Wishing
Xander had left her about a thousand messages. She hadn't returned any of them. She was too angry, and she was too hurt. The pain was unbearable: the sting of betrayal; the aching loss; she felt like her heart had been ripped out of her chest and shredded and there was just emptiness, a cold, dark hollow where the steady thump of her heart beat should be.
But mixed up with the pain was the anger, burning hot and churning inside of her. That he had cheated on her, that he valued her so little. That he dared think he could treat her that way. She had given up everything to be with him - everything. And that was how he repaid her sacrifice?
She didn't get homecoming queen because she was dating Xander, she would never be prom queen now. Her whole checklist of successes to guide her through her school career, she'd chucked them all out the window for Xander - chosen happiness over popularity. And in return he had chosen Willow over her - and that made her furious.
But then, mixed up with the anger - was the fear; niggling and dark and eating away at her. The fear of what was now waiting for her at school, where she had no friends. The fear she had never meant anything to Xander, that he didn't return her feelings and that she had thrown away her popularity for something that wasn't real. And the fear that he hadn't returned her feelings because there was something wrong with her, that he would prefer to be with Willow because of something she, Cordelia, was lacking. She was afraid there was a reason she couldn't be loved. And worst of all, she was afraid she deserved this - she was afraid that this heartbreak, this loss, the loneliness was what she had coming to her; that this was due punishment and now was her time to pay.
Her eyes were red rimmed, though she was no longer crying. She had cried too much since the accident. She was done crying. Now she was ready for something else, though she wasn't sure what - but she was spurred on to action by her anger and her pain and her fear.
She sat cross legged on her bed, and hit the play button - Xander's dopey, apologetic voice floated out into her room, asking her to call. There was a beep - and then another message. Same thing. Then a beep - and another message. On and on. Over and over.
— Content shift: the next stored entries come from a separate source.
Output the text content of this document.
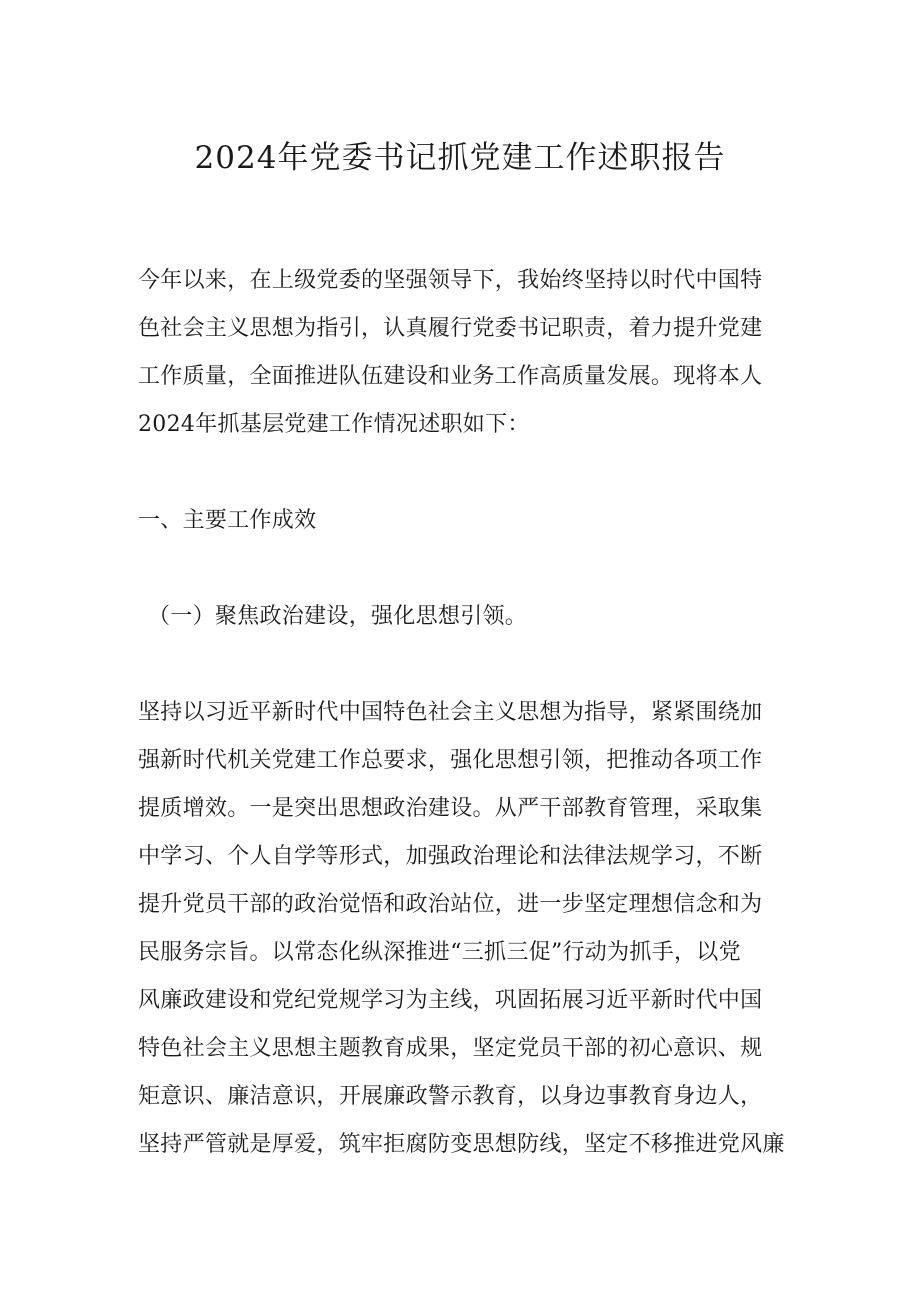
2024年党委书记抓党建工作述职报告
今年以来，在上级党委的坚强领导下，我始终坚持以时代中国特
色社会主义思想为指引，认真履行党委书记职责，着力提升党建
工作质量，全面推进队伍建设和业务工作高质量发展。现将本人
2024年抓基层党建工作情况述职如下：
一、主要工作成效
（一）聚焦政治建设，强化思想引领。
坚持以习近平新时代中国特色社会主义思想为指导，紧紧围绕加
强新时代机关党建工作总要求，强化思想引领，把推动各项工作
提质增效。一是突出思想政治建设。从严干部教育管理，采取集
中学习、个人自学等形式，加强政治理论和法律法规学习，不断
提升党员干部的政治觉悟和政治站位，进一步坚定理想信念和为
民服务宗旨。以常态化纵深推进“三抓三促”行动为抓手，以党
风廉政建设和党纪党规学习为主线，巩固拓展习近平新时代中国
特色社会主义思想主题教育成果，坚定党员干部的初心意识、规
矩意识、廉洁意识，开展廉政警示教育，以身边事教育身边人，
坚持严管就是厚爱，筑牢拒腐防变思想防线，坚定不移推进党风廉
Cordelia took a pair of scissors and the picture they had taken down at the pier, and began to cut away at the figures: Willow, then Oz, then her, then Xander, separating the four of them, slicing them apart. As she cut, she wished she could change what had happened. She wished she had never met Xander. She wished she had never been so stupid as to give everything up for him. She wished she hadn't caught him kissing Willow. She wished he could feel for her the way she felt for him. She wished that she would stop feeling this way.
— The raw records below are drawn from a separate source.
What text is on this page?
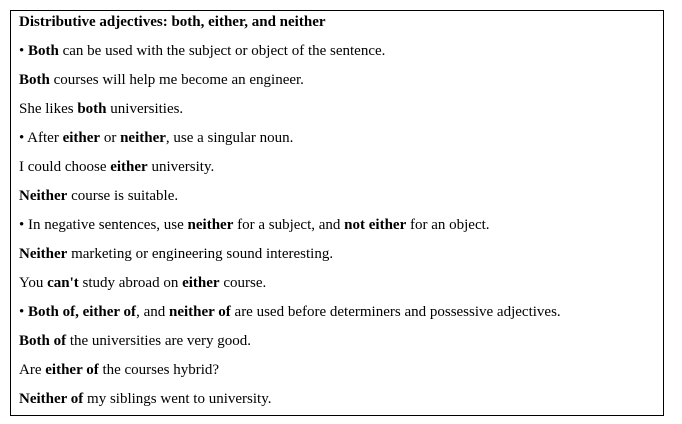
Distributive adjectives: both, either, and neither
• Both can be used with the subject or object of the sentence.
Both courses will help me become an engineer.
She likes both universities.
• After either or neither, use a singular noun.
I could choose either university.
Neither course is suitable.
• In negative sentences, use neither for a subject, and not either for an object.
Neither marketing or engineering sound interesting.
You can't study abroad on either course.
• Both of, either of, and neither of are used before determiners and possessive adjectives.
Both of the universities are very good.
Are either of the courses hybrid?
Neither of my siblings went to university.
When she had cut him away from the rest, she took her scissors and snipped Xander's dopey head off before dropping all the images into a bowl. She lit a match and set them on fire. As the flames took hold of the paper, licking their way towards Xander's dopey smiling face, she sat on the bed - completely dried eyed - and watched him burn away to nothing, wishing the whole world could be changed and everything could be made different.